QL10
A New Machine Learning Approach to Predict Disease Course in Multiple Sclerosis

Thursday, May 25, 2017
B2 (New Orleans Convention Center)
Giampaolo Brichetto, MD, PhD , Scientific Research Area, Italian MS Society, Genoa, Italy, Genova, Italy
Samuele Fiorini, PhD , DIBRIS, University of Genoa, Genova, Italy
Michela Ponzio, PhD , Scientific Research Area, Italian MS Society, Genoa, Italy, Genova, Italy
Annalisa Barla, PhD , DIBRIS, University of Genoa, Genova, Italy
Alessandro Verri, PhD , DIBRIS, University of Genoa, Genova, Italy
Andrea Tacchino, PhD , Scientific Research Area, Italian MS Society, Genoa, Italy, Genova, Italy
Andrea Tacchino, PhD , Scientific Research Area, Italian MS Society, Genoa, Italy, Genova, Italy



Background: Measuring Multiple Sclerosis (MS) is an hard challenge mainly for the functional problems variety that may affect the individual patients. An universally accepted measurement instrument precise, reliable, easy to administer, able to capture the key neurological domains affected by MS, sensitive at various disability levels and accurately reflecting neurological and neuropsychological disability is still lacking. Therefore, the development of improved clinical outcome measures is a significant unmet need. Achieving an accurate clinical course description in MS is crucial for communication, prognosis, treatment decision-making, design and recruitment of clinical trials.

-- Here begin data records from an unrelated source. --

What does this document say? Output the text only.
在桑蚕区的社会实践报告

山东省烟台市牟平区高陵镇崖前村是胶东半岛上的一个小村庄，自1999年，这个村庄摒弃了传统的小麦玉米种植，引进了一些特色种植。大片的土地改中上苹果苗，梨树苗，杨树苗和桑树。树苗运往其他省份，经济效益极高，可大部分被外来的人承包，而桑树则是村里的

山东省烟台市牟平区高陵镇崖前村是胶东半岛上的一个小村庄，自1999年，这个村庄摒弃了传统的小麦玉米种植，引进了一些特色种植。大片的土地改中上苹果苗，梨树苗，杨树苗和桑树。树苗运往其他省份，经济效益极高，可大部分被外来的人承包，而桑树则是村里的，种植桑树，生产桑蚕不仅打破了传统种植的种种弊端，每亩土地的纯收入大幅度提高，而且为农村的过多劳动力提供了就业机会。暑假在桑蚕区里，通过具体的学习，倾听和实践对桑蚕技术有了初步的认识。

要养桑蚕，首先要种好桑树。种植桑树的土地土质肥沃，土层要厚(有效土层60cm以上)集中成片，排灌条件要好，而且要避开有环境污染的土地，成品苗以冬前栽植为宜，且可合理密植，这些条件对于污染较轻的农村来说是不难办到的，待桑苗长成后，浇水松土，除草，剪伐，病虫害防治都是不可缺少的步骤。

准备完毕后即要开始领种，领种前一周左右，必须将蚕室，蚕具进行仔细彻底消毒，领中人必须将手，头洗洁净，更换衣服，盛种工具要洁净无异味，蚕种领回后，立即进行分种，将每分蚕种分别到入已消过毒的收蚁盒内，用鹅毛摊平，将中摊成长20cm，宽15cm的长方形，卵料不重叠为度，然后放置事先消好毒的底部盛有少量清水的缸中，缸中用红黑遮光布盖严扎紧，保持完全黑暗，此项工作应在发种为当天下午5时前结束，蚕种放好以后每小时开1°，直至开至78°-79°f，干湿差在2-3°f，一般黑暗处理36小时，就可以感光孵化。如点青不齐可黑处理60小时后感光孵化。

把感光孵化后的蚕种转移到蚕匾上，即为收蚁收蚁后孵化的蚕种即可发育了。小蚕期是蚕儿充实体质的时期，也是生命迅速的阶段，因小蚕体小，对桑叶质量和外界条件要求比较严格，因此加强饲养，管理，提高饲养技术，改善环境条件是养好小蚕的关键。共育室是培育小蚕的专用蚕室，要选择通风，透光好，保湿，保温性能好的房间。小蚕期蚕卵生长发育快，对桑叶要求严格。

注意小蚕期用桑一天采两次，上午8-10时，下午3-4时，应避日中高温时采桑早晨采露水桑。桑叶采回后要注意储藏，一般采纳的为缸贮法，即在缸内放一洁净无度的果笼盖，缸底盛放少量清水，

Objectives: This work aims at using Patient Reported Outcomes (PROs), Clinical Scales (CS) and anthropometric measures, collected within the Italian MS Foundation (FISM) initiative PROMPRO-MS dataset, for the detection of MS courses by means of machine learning (ML) techniques.

Methods: The set of PRO and CS was: EDSS; FIM; Edinburgh Handedness Inventory; Abilhand; MoCA; PASAT 3; SDMT; HADS; LSI; OAB-q; MFIS for a total of 126 features. 852 people with MS (PwMS), followed by Italian MS Society Rehabilitation Centre (Genoa, Padova, Vicenza), have been enrolled in the study. Data are acquired longitudinally every 3-4 months from January 2014. The proposed ML analysis is conducted on a dataset presenting the first time point of the 852 subjects and the 126 features.

Results: The applied ML techniques showed that PwMS diagnosed as relapsing-remitting (RR) could be isolated from other clinical courses (ALL). In particular, nine “top” questions were selected by the ‘Features Selection’ supervised (FS) algorithm: one question from LSI, three items from FIM; one from MFIS, one from HADS, one from MoCA, one from SDMT and one from Abilhand.

Conclusions: To the very best of our knowledge this is the first study which  predicted  MS  course  taking  only  into account a small subset of anthropometric and questionnaires variables, which could be proposed as a novel questionnaire, tailored for RR detection.